Tech giant Apple was found guilty last week of conspiring with publishers to fix e-book prices and reduce competition in the market.
Apple worked with some of the biggest publishers in the US-including Harper Collins and Penguin Group-to level the playing field in light of the company’s iPad release in 2010. According to a press release from Illinois Attorney General Lisa Madigan, Apple violated antitrust laws and “was an essential member of the charged conspiracy and was fully complicit in the scheme to raise e-book prices.”
“When companies fix their costs, customers pay the ultimate price,” Madigan said. “By colluding to fix the price of e-books, Apple and the publishers forced book buyers to pay millions more for e-books than they otherwise would have. Enforcing the state’s antitrust laws will ensure that people who purchased these items receive the full benefit of competitive pricing and choice in the marketplace.”
Dr. Kenneth Thompson, a professor of management at DePaul, said Apple’s violation derived from a desire to change the e-book business model from distribution to agency. In the first, e-book distributors buy titles from publishers and set the selling price for their store. In an agency model, publishers sell books to all retailers for the same price and keep companies like Apple from controlling their own store prices. This deal meant Apple would have to listen to the publishers, but it also meant Apple could keep up with competitors when it opened its iBookstore.

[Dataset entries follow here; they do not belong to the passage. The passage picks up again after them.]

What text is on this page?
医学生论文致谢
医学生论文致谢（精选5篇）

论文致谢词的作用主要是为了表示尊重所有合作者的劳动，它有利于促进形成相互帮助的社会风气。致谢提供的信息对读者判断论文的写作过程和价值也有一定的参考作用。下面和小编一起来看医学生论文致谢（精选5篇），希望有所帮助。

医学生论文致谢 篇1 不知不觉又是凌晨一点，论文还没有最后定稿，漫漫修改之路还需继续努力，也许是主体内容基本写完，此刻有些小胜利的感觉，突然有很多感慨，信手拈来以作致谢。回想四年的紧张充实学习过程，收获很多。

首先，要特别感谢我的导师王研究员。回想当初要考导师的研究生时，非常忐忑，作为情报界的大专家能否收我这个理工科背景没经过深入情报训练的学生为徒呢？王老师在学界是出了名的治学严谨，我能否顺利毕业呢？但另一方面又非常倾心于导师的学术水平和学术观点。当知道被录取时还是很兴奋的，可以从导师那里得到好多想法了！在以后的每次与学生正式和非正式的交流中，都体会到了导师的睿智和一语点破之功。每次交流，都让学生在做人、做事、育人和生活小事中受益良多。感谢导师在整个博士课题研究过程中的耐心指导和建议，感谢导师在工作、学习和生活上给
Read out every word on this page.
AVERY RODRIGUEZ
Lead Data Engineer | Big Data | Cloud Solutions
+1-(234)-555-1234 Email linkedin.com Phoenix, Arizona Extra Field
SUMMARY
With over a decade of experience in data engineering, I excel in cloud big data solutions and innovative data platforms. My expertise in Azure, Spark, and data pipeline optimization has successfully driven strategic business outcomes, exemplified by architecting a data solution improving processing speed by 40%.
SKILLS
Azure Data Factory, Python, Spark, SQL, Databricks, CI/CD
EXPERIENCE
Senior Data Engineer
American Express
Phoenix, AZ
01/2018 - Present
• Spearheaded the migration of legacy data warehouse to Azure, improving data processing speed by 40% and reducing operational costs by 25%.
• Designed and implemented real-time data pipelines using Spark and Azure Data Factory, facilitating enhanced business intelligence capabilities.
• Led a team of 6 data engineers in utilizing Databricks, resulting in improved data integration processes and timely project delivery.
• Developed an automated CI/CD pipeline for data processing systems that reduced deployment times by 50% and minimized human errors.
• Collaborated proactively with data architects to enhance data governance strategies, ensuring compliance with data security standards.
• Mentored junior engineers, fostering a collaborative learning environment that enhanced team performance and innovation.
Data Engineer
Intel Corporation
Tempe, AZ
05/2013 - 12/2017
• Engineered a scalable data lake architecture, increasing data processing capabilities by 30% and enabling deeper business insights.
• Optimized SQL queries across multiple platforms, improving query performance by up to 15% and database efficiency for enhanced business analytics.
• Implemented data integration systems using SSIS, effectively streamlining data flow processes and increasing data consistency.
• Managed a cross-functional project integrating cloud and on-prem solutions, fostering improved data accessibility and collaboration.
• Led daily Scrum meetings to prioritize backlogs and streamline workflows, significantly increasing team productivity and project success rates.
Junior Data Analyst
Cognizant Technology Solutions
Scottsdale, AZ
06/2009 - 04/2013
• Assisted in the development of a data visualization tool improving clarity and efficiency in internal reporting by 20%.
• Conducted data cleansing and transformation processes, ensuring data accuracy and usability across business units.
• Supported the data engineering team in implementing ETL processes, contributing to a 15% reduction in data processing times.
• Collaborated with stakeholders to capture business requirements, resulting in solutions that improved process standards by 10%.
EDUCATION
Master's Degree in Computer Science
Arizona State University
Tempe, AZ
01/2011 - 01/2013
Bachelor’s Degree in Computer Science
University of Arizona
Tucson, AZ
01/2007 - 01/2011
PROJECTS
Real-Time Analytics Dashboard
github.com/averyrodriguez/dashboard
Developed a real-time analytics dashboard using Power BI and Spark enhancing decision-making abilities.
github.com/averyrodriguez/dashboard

Apple was particularly concerned about Amazon. Under the distribution model, Amazon sold e-books at $9.99, which was often less than the price publishers sold them for. Amazon lost money initially, but the low prices attracted customers and gave it a monopoly on the e-book market. By encouraging an agency model, Apple interrupted this strategy and left Amazon at the mercy of book publishers.
Thompson said this was able to continue for as long as it did because a case like this is hard to prove and requires a formal complaint. But now that it is out, the company might suffer more than just legal fees.
“In term of damages, the penalty phase of the trial could have significant cost to Apple in terms of closer future scrutiny by the Justice Department, and there are 33 state attorneys general with lawsuits against Apple for the infractions related to the federal case suing to recover the overpayments to consumers in their states …” Thompson said.
The company’s stock, and most importantly how it is viewed, will also suffer, Thompson said.
“Apple has worked hard to form a positive consumer image to create engaged customers who are loyal to the product,” Thompson said. “This damages that reputation.”
Apple has said it will appeal the decision, but Thompson said he is skeptical that they will win.